Perché il GEO multilingue non è solo SEO in altre 12 lingue
Il SEO internazionale classico ha un playbook consolidato: tag hreflang, contenuto tradotto, fatto. Il GEO aggiunge un livello che quel playbook non copre, perché un motore IA non si limita a indicizzare la tua pagina: decide, per query e per lingua, quale unica fonte citare all’utente. Quella decisione viene presa separatamente in ogni lingua servita dal motore, contro un insieme di concorrenti diverso, un bacino di fonti citabili diverso e a volte un motore completamente diverso.
Una risposta di ChatGPT in inglese attinge da un bacino di candidati diverso rispetto alla stessa domanda fatta in giapponese. Ignoralo e finirai per fare tutto il lavoro di GEO una volta sola, in inglese, dando per scontato che si propaghi. Non è così.

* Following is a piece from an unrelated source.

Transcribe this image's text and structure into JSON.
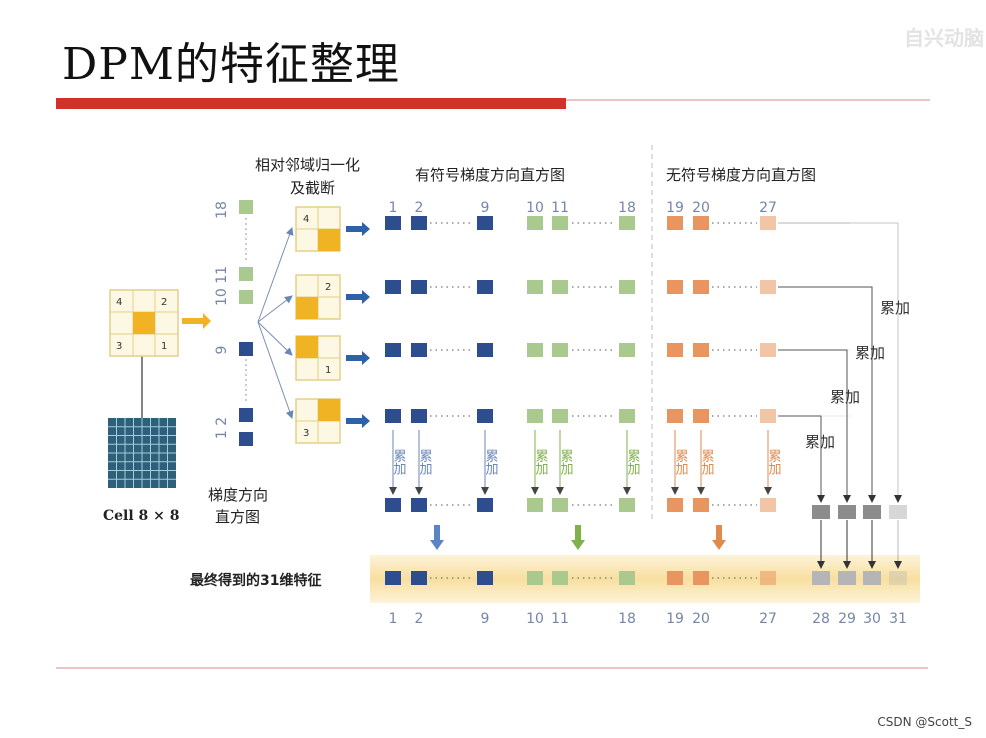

Cosa si rompe per primo: hreflang e x-default
Questo è il problema che ti costa visibilità senza mai apparire come un errore. Due modalità di guasto, entrambe silenziose:
- x-default mancante o sbagliato. Ogni cluster hreflang ha bisogno di una voce
x-defaultche dica a motori e crawler quale versione servire a chi ha una lingua che non corrisponde a nessuna delle tue traduzioni. Se la salti, stai dicendo a ogni crawler non mirato di “indovinare”. - hreflang che punta a pagine che non sono vere traduzioni. Questo è più subdolo e più comune di quanto sembri. Se il tuo selettore di lingua rimanda alla home page di ogni lingua come ripiego quando una traduzione non esiste ancora, e annoti quei link di ripiego con
hreflang, stai affermando che un articolo solo in inglese è la traduzione spagnola di se stesso. Non lo è. Il crawler di Google finisce per non fidarsi più dell’intero cluster; un motore IA che costruisce il suo grafo di citazioni dai tuoi tag<link>eredita lo stesso segnale difettoso.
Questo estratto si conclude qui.